Bu arada Tayvan’da birleşme ile ilgili yapılan bir ankette Tayvanlıların yüzde 80'inden fazlası hayır derken yalnızca yüzde 13'ü birleşme yönünde oy kullandı. Tayvan’da özellikle Çin’in “ayrılıkçı” olarak tanımladığı akım son derece güçlü. Tsai’nin Demokratik Gelişim Partisi de (Democratic Progressive Party) bu akımı sandığa yansıtan parti olarak biliniyor.

ABD-Çin İlişkilerinin Test Alanı: Statüko mu Çatışma mı?
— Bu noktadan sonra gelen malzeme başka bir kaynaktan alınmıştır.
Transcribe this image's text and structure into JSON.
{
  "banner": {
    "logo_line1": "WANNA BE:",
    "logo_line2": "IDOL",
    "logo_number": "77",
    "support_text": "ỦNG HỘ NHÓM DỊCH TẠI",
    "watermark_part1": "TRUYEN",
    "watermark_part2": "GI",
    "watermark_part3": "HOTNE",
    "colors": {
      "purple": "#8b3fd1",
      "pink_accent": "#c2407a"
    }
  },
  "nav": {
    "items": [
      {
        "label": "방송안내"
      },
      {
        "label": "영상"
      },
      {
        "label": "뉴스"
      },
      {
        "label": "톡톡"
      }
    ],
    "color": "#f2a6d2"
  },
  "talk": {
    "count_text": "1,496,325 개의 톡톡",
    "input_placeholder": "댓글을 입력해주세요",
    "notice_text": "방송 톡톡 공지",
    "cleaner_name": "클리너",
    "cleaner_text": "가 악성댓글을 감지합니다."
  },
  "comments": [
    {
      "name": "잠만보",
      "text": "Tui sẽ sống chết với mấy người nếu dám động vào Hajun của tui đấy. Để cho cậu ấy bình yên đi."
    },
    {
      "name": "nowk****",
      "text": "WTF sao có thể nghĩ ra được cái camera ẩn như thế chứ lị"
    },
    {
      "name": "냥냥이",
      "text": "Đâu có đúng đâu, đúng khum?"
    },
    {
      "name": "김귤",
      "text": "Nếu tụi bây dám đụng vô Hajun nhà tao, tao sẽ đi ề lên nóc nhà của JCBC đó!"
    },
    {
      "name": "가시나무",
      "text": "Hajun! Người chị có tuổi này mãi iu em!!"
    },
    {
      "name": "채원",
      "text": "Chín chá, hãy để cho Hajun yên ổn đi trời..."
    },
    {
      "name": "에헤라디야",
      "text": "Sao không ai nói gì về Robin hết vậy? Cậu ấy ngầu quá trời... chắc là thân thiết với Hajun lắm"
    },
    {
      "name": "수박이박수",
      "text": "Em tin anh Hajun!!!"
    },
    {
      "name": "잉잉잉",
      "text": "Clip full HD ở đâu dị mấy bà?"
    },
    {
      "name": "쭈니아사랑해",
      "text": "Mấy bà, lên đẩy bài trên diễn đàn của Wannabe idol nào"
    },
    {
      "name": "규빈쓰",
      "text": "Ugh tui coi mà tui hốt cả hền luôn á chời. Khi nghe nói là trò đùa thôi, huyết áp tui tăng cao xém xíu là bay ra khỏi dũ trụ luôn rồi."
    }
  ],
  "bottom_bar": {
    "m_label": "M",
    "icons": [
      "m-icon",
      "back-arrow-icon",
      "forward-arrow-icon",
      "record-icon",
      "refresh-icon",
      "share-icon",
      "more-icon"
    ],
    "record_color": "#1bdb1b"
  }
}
ABD 1979 yılından beri Çin’in “One China Policy” adındaki Tek Çin politikasını desteklemekle beraber anlaşmazlığın gelecekte belirtilmeyen bir zamanda barışçıl bir şekilde çözülebileceğini varsaydı. Bununla beraber Trump’un her ne kadar Tayvan ve Güney Kore’ye ABD tarafından verilen destek konusunda bir takım şüpheleri olsa da 2017 yılından bu yana stratejik yaklaşımın Tayvan lehinde dönüşüm geçirdiği söylenebilir.

ABD’nin Tayvan kartını daha verimli bir şekilde kullanmayı stratejik ajandasına not ettiği görülüyor. Ancak bunun hangi seviyede olacağı ve olası bir çatışmaya yol açıp açmayacağını öngörmek şu aşamada zor.

ABD-Çin ilişkilerinin stratejik analizi bağlamında bütün tarafların statükoyu sert bir şekilde değiştirmekten kaçınmaları akıllıca gibi görünüyor. Ancak geçmişten günümüze Çin'in Tayvan ile ilgili görüşünün değişeceğini düşünmüyorum. Yani ekonomiyi tehlikeye atmayalım gibi bir ikileme düşmezler, askeri müdahale tercihi her zaman masada olacaktır. Ama bu opsiyon statükoyu korumak amaçlı güçlü bir pazarlık kozu olarak da kullanılabilir.

Global Times gazetesinde çıkan bir makalede Tayvan ile ilgili şu yorum oldukça ilgi çekici: “…birleşmeyi teşvik etmek için Halk Kurtuluş Ordusu Tayvan Boğazındaki askeri krize cevap vermek, oradaki askeri tesisleri yok etmek ve dış askeri müdahaleleri önlemek gibi çeşitli planlar konusunda hazırlık yapmalı. Stratejik ABD baskısı karşısında, barışçıl kalkınma yaklaşımı sırıtmak ve buna tahammül etmek demek değildir. Provokasyonla karşı karşıya kalan Çin, tüm dış güçlerin Çin'in temel çıkarlarına saygı göstermesi gereken kurallar koymak için bazı bedelleri ödemekten korkmamak konusundaki tutumumuzu kesinlikle netleştirmelidir…”

Çin medyasında ve kamuoyunda Tayvan konusunda sert bir tutum olduğu görülüyor. Ancak yine de Çin devlet aklının statükoyu korumak yönünde bir tutum alması beklenebilir.


Burada Çin’in siyasi tarihine başvurulursa 1978'de Çin’in Japonya ile toprak anlaşmazlığı konusu gündeme geldiğinde Deng Xiaoping şunları söylüyor: “Eğer bu jenerasyonu sorunu çözmesi için yeterli bilgeliği yoksa böyle bir konuyu geçici olarak rafa kaldırmak doğru olur. Gelecek nesillerin daha fazla bilgeliğe sahip olacağına ve sonunda her iki taraf için de kabul edilebilir bir yol bulacağına eminim..."


Deng'in bu pragmatik (ve aynı zamanda stratejik) yaklaşımı Çin devlet eliti açısından Tayvan konusunda yol gösterici olabilir.